New study could help bio-threat response
The goal is to be able to predict outcomes from terrorist incidents involving anthrax.
PNNL microbiologist Josh Powell looks at anthrax spores, which have developed into bacteria over the course of 12 hours. (Courtesy of Pacific Northwest National Laboratory / Flickr)
The latest research on anthrax will inject a new class of human-based data into the National Biological Threat Risk Assessment data tool developed and used by the Department of Homeland Security.
Research backed by the Pacific Northwest National Laboratory and DHS's Science & Technology Directorate cultured human lung cells that have been infected with a benign version of anthrax spores to yield new data on how anthrax grows and spreads in humans.
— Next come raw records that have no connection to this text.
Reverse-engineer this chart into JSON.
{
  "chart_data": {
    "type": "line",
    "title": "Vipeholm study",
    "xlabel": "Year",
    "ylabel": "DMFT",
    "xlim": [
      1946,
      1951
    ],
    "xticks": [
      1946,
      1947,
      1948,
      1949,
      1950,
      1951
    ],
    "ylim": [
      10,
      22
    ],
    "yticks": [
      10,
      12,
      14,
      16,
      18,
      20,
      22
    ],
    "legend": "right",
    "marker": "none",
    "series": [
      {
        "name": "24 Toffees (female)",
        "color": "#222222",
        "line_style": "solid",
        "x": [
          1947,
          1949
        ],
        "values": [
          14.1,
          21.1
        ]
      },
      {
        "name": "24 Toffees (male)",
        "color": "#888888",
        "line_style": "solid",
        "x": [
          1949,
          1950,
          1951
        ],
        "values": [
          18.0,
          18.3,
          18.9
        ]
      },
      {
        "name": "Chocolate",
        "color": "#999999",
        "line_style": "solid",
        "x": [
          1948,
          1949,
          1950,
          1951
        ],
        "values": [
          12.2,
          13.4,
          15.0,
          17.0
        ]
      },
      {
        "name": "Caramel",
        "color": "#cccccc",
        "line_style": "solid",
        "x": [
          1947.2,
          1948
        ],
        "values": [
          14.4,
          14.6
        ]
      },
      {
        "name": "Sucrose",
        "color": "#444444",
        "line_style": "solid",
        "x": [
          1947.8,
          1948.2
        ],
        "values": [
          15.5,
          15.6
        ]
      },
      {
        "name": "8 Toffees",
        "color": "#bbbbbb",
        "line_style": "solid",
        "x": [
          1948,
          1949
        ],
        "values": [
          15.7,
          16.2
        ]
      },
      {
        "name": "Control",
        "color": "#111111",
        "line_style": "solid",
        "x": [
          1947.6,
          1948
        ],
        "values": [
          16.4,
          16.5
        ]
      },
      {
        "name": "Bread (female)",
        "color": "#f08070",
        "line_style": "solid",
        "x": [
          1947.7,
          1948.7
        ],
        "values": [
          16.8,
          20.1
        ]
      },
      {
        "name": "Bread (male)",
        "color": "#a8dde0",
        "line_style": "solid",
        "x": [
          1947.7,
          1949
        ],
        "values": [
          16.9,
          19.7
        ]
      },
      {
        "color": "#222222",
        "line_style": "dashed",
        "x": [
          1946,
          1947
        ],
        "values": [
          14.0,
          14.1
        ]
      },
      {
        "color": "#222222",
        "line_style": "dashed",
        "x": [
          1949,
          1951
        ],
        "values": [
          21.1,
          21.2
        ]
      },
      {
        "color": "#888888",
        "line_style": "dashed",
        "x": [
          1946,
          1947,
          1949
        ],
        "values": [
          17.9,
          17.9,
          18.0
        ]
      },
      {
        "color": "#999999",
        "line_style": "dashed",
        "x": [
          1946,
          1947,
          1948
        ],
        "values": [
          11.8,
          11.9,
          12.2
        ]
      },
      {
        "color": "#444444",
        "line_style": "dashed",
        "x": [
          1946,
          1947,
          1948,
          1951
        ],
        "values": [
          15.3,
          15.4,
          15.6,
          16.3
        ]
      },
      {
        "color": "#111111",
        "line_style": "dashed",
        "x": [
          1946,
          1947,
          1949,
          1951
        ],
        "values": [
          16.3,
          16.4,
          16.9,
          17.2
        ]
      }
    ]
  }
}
The study, published in the Journal of Applied Microbiology, will help provide credible data for human health related to anthrax exposure and help officials better understand risks related to a potential anthrax attack.
Previously, only data on infected rabbits had been available, according to a PNNL statement. That data had been extrapolated to cover human exposure to the bacteria, with sometimes uneven results.
"What we're learning will help inform the National Biological Threat Risk Assessment — a computer tool being developed by the Department of Homeland Security," Tim Straub, a PNNL chemical and biological scientist, said in the statement. "There is little data to estimate or predict the average number of spores needed to infect someone. By better understanding exposure thresholds, the ultimate goal is to be able to predict outcomes from terrorist incidents involving Bacillus anthracis."
PNNL said it is too early in the process to say what the new data means for humans, but the study's methods and results might resolve a long-standing debate on how anthrax spores germinate in the lungs before making their way to the bloodstream -- a point of contention in the research community, with some speculating that spores must first enter the blood stream and then grow into bacteria that can cause damage and death.
Researchers hope to reproduce the study using a more virulent strain at DHS's National Biodefense Analysis and Countermeasures Center in Frederick, Md., rather than a similar but milder strain used in the study, which is virtually unable to cause illness in people or animals.
In the next phase of the project, PNNL said researchers will put the experimental data into a computational model to more accurately predict outcomes of anthrax exposure. According to the lab, a model based on primary cell data could calculate how much time doctors have to initiate treatment, how many spores are likely needed to cause disease or mortality in humans, or be able to determine if there is a "safe" level for exposure or a required level of cleanup of a contaminated area.
Once the models are refined with data from the latest experiments, the numbers will be checked against animal data to see if they are predicting outcomes accurately. The models could also potentially speed future drug design.
Researchers also hope the fundamental findings and models can be applied to other diseases related to inhaled pathogens, such as the flu or SARS coronavirus.